White House press secretary Jen Psaki hit back at Rep. Marjorie Taylor Greene for comparing door-to-door vaccine outreach efforts to Nazi brown shirts, saying the Biden administration isn't taking "medical or health advice" from the GOP congresswoman.
"First I will tell you that we don't take any of our health and medical advice from Marjorie Taylor Greene, so I can assure everyone of that," Psaki told CNN "New Day" host John Berman. "But also John, what we're trying to do here as the federal government is save lives, prevent people from getting COVID and the coronavirus."
In a Tuesday speech on the US' vaccine efforts, Biden said that "we need to go community-by-community, neighborhood-by-neighborhood, and oft times door-to-door, literally knocking on doors," to boost vaccination rates given the emerging threat of the Delta variant.
Greene tweeted her response to Biden's remarks later Tuesday.
"Biden pushing a vaccine that is NOT FDA approved shows covid is a political tool used to control people. People have a choice, they don't need your medical brown shirts showing up at their door ordering vaccinations," she wrote. "You can't force people to be part of the human experiment."
"Brown shirts" refer to the Sturmabteilung or SA, a militia and paramilitary force assembled by Adolf Hitler in the early 1920s. The SA engaged in various forms of political violence and intimidation to bolster Hitler's ascent to lead Germany and kicking off the routine targeting of and violence against Jews in the early 1930s.

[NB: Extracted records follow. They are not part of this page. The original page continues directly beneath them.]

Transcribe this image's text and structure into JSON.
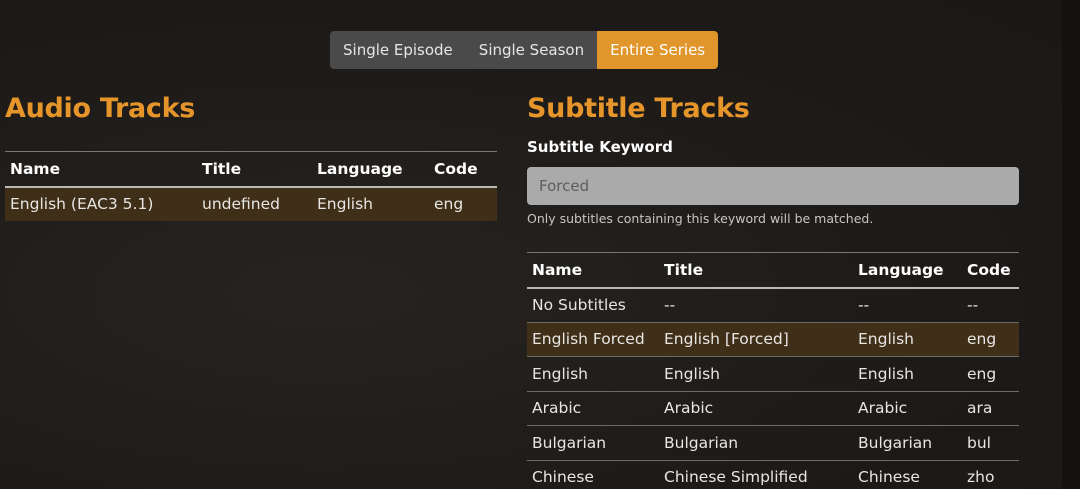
{
  "mode_selector": {
    "options": [
      "Single Episode",
      "Single Season",
      "Entire Series"
    ],
    "selected": "Entire Series"
  },
  "audio": {
    "title": "Audio Tracks",
    "columns": [
      "Name",
      "Title",
      "Language",
      "Code"
    ],
    "rows": [
      {
        "name": "English (EAC3 5.1)",
        "title": "undefined",
        "language": "English",
        "code": "eng",
        "selected": true
      }
    ]
  },
  "subtitles": {
    "title": "Subtitle Tracks",
    "keyword_label": "Subtitle Keyword",
    "keyword_placeholder": "Forced",
    "keyword_value": "",
    "keyword_help": "Only subtitles containing this keyword will be matched.",
    "columns": [
      "Name",
      "Title",
      "Language",
      "Code"
    ],
    "rows": [
      {
        "name": "No Subtitles",
        "title": "--",
        "language": "--",
        "code": "--",
        "selected": false
      },
      {
        "name": "English Forced",
        "title": "English [Forced]",
        "language": "English",
        "code": "eng",
        "selected": true
      },
      {
        "name": "English",
        "title": "English",
        "language": "English",
        "code": "eng",
        "selected": false
      },
      {
        "name": "Arabic",
        "title": "Arabic",
        "language": "Arabic",
        "code": "ara",
        "selected": false
      },
      {
        "name": "Bulgarian",
        "title": "Bulgarian",
        "language": "Bulgarian",
        "code": "bul",
        "selected": false
      },
      {
        "name": "Chinese",
        "title": "Chinese Simplified",
        "language": "Chinese",
        "code": "zho",
        "selected": false
      }
    ]
  },
  "colors": {
    "accent": "#e0962a",
    "heading": "#e6952b",
    "selected_row": "#3f2e18",
    "button_bg": "#4a4a4a"
  }
}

It's not the first time that Greene compared aspects of the US vaccine efforts to Nazi Germany. In a May 25 tweet, Greene likened employees of grocery store Food City wearing badges to indicate they're vaccinated to the gold stars Jewish people had to wear during the Holocaust.
"Vaccinated employees get a vaccination logo just like the Nazi's forced Jewish people to wear a gold star. Vaccine passports & mask mandates create discrimination against unvaxxed people who trust their immune systems to a virus that is 99% survivable,"she wrote.
She later tried to claim that she was referring to "the discrimination against Jews in the early Nazi years," and not the Holocaust itself, but that routine violence and targeting of Jews directly led to the genocide of the Holocaust.
After receiving hash condemnation, including from GOP leadership and House Minority Leader Kevin McCarthy, who called the tweet "appalling," Greene visited the Holocaust Museum in Washington, DC and apologized for the comparison in a June 15 press conference at the US Capitol.
"One of the best lessons that my father always taught me was, when you make a mistake, you should own it. And I have made a mistake and it's really bothered me for a couple of weeks now, and so I definitely want to own it," Greene said. "There are words that I have said, remarks that I've made, that I know are offensive. And for that I want to apologize."